In fact, so many teams enter the Cup that reading the draw takes about as long as driving to a match. In common with picking a winner at the Grand National, I made my selection largely on the basis of name. Oxhey Jeys, Concord Rangers, Coventry Sphinx, Sporting Bengal United, Lincoln Moorlands Railway and, the very silly, Nuneaton Griff, tickled my fancy but were playing too far away. Norton & Stockton Ancients, though, were drawn away to Guisborough Town (near Middlesbrough) which would also allow for sandwiches on the beach beforehand, something of a tradition on these jaunts. So Guisborough – preceded by an hour with Bertie at Salturn-by-the-Sea – it was.
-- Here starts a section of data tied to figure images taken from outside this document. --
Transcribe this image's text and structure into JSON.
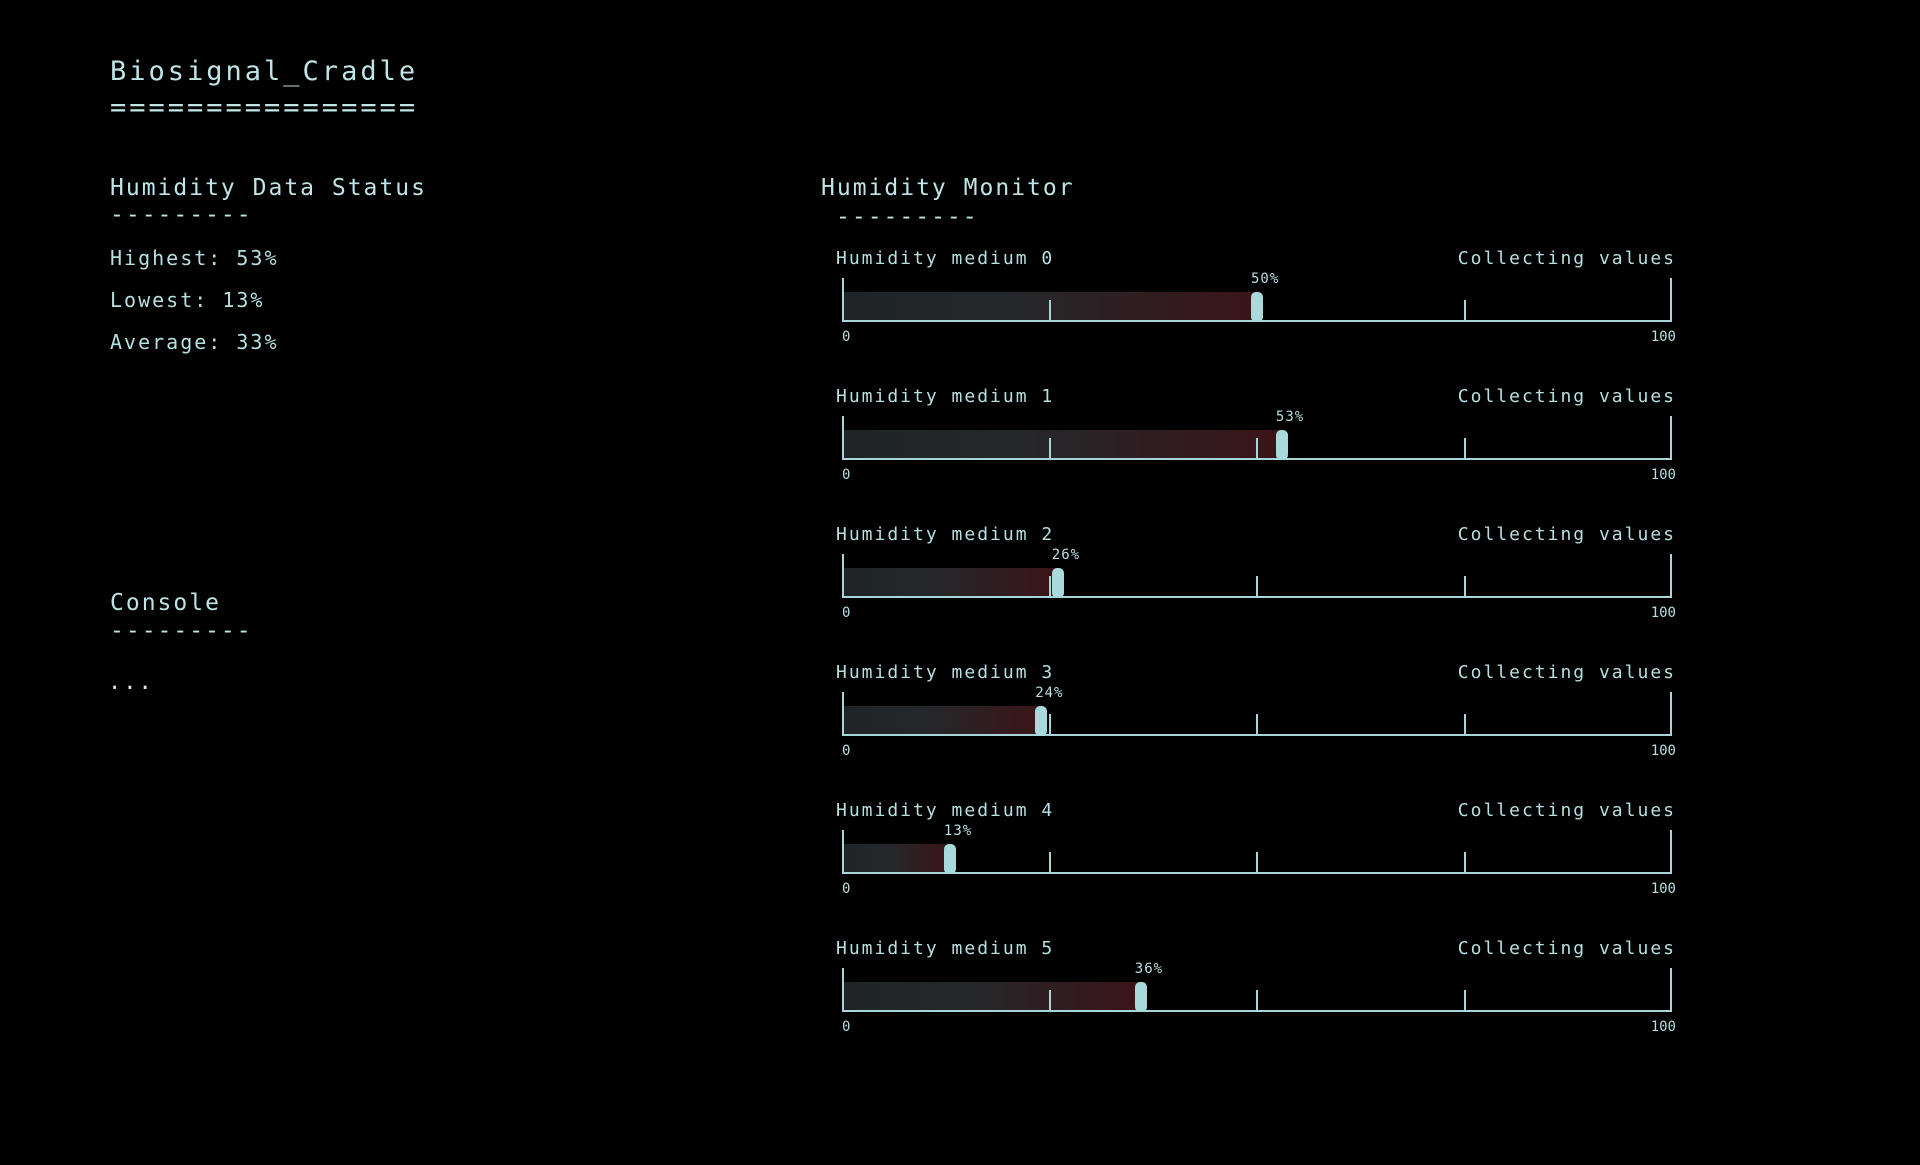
{
  "app": {
    "title": "Biosignal_Cradle",
    "title_underline": "================"
  },
  "status": {
    "title": "Humidity Data Status",
    "rule": "---------",
    "highest": "Highest: 53%",
    "lowest": "Lowest: 13%",
    "average": "Average: 33%"
  },
  "console": {
    "title": "Console",
    "rule": "---------",
    "text": "..."
  },
  "monitor": {
    "title": "Humidity Monitor",
    "rule": "---------",
    "min_label": "0",
    "max_label": "100",
    "items": [
      {
        "label": "Humidity medium 0",
        "status": "Collecting values",
        "value": 50,
        "value_label": "50%"
      },
      {
        "label": "Humidity medium 1",
        "status": "Collecting values",
        "value": 53,
        "value_label": "53%"
      },
      {
        "label": "Humidity medium 2",
        "status": "Collecting values",
        "value": 26,
        "value_label": "26%"
      },
      {
        "label": "Humidity medium 3",
        "status": "Collecting values",
        "value": 24,
        "value_label": "24%"
      },
      {
        "label": "Humidity medium 4",
        "status": "Collecting values",
        "value": 13,
        "value_label": "13%"
      },
      {
        "label": "Humidity medium 5",
        "status": "Collecting values",
        "value": 36,
        "value_label": "36%"
      }
    ]
  },
  "colors": {
    "background": "#000000",
    "text": "#b8dfe0",
    "accent": "#a8dadc",
    "fill_warm": "#3a1418"
  }
}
The crowd was surprisingly large. Three figures, in fact. The noise wasn’t exactly deafening but there was a hubbub of conversation in the main stand that was as loud as the wind rustling in the trees. They surround the pitch on all four sides and make for a most attractive enclosure. The occasion was as understated as the ‘Guisborough Town’ sign on the stand, which is formed of seventies-style lettering attached to a beam and all but hidden from view. All those professional teams that emblazon their name across the seats take note. (Actually, Guisborough would barely have enough seats to do that and the Ancients, I daresay, would struggle even more so).


The home side went into the fixture on the back of an 8-1 opening day victory but the confidence that will have given them gradually ebbed away. The Ancients took the lead against the run of play and, as the game progressed, so the tide turned and they ended up worthy winners. For Guisborough, it really had ended before it began.